Dogs have three hundred million olfactory receptors, compared to the six million humans have.

When they sniff a tree, they’re getting information we can’t even comprehend, like who’s been there, their age, their health, their mood. ”

“So, it’s like reading a really detailed biography written in pee?” I ask.

“Essentially, yes.” Archie’s grin widens. “Depriving dogs of sniff time is like putting noise-canceling headphones on a human and expecting them to navigate a cocktail party.”

I look down at Douglas, who is currently sniffing the bench leg with intense concentration. “I had no idea dog walking required such an advanced understanding of dog behavior.”

“It doesn’t. Just a little patience and a willingness to stand around while a basset hound contemplates the philosophical implications of another dog’s urine. And a realization that dogs need mental stimulation as much as physical exercise. A good sniff session is like Sudoku for dogs.”

“Sudoku for dogs,” I repeat.

“Yes. And my other main tip is to watch which direction their tail is wagging.”

“You mean left or right?”

“Exactly. Wagging more to the right indicates positive emotions, like happiness or excitement. Wagging more to the left suggests anxiety or uncertainty.” He points at Daisy, whose tail is currently a blur of wagging.

“See? She’s thrilled. But if you notice any of them doing more of a left-leaning wag, something in the environment is making them uncomfortable. ”

I watch Daisy’s tail for a moment, trying to detect directional bias in what appears to be a helicopter rotor. “I’m going to be honest, her tail is moving so fast I can barely see it, let alone determine its political leanings.”

Archie laughs. “You’ll get better at it. Eventually, it becomes instinctive.”

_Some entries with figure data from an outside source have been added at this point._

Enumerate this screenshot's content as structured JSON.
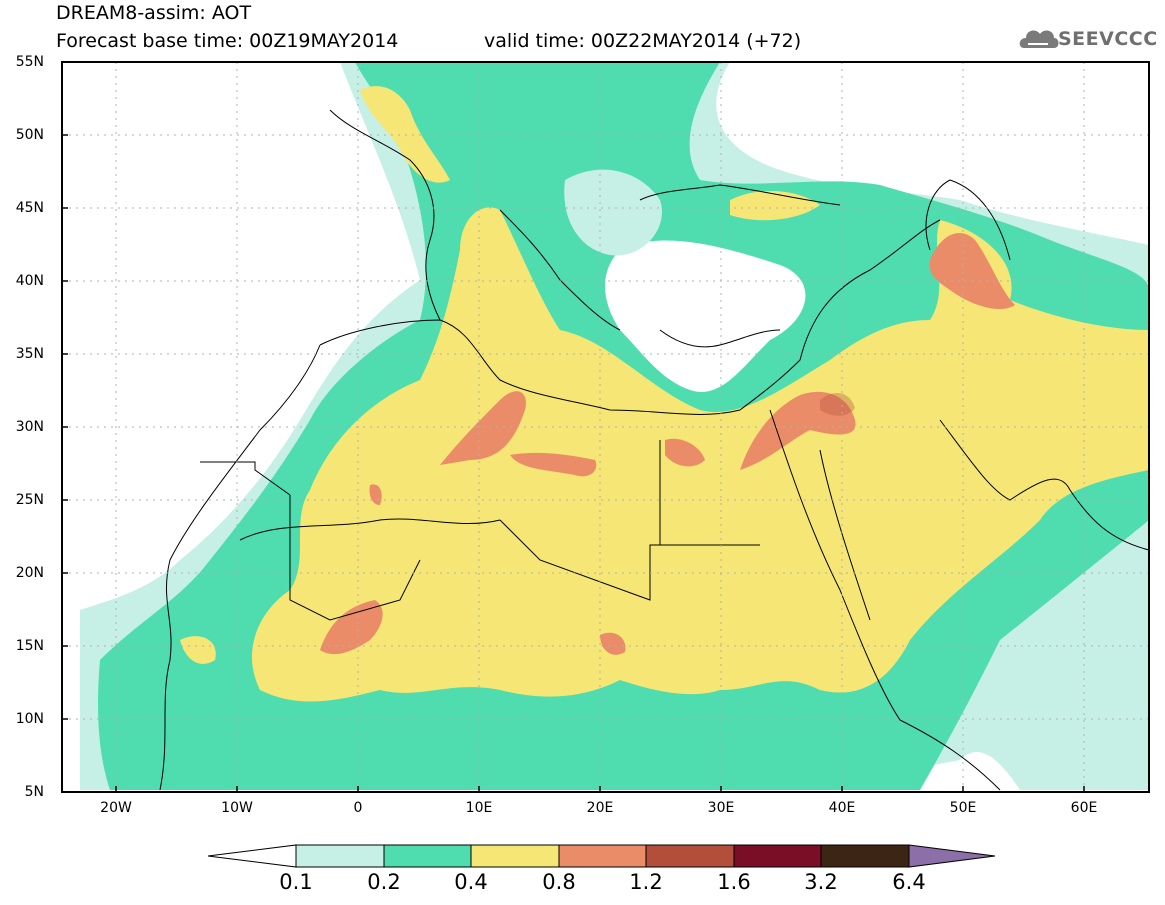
{
  "header": {
    "line1": "DREAM8-assim: AOT",
    "line2": "Forecast base time: 00Z19MAY2014",
    "valid": "valid time: 00Z22MAY2014 (+72)"
  },
  "logo": {
    "text": "SEEVCCC",
    "icon": "cloud-logo-icon"
  },
  "map": {
    "variable": "AOT",
    "lat_labels": [
      "55N",
      "50N",
      "45N",
      "40N",
      "35N",
      "30N",
      "25N",
      "20N",
      "15N",
      "10N",
      "5N"
    ],
    "lon_labels": [
      "20W",
      "10W",
      "0",
      "10E",
      "20E",
      "30E",
      "40E",
      "50E",
      "60E"
    ],
    "grid": true,
    "extent": {
      "lon": [
        -25,
        65
      ],
      "lat": [
        5,
        55
      ]
    }
  },
  "colorbar": {
    "labels": [
      "0.1",
      "0.2",
      "0.4",
      "0.8",
      "1.2",
      "1.6",
      "3.2",
      "6.4"
    ],
    "colors": [
      "#ffffff",
      "#c6efe6",
      "#4fdcae",
      "#f5e675",
      "#eb8c69",
      "#b24e3a",
      "#7a0e26",
      "#3c2514",
      "#8c6ea8"
    ]
  }
}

I find myself reassessing Archie Mansley as he leans down to check Daisy’s paw, turning it gently in his hand and murmuring something to her that makes her tail wag even harder.

When you meet someone who works as a children’s entertainer named Captain Giggles, you make certain assumptions. You don’t expect them to casually reference olfactory receptor counts or explain the neurological basis of tail-wagging asymmetry.

He’s not what I expected. I’m not entirely sure what he is yet.

But I’m intrigued enough to try to figure it out.

Which is not what I should be thinking in regard to Vaughn Mansley’s brother.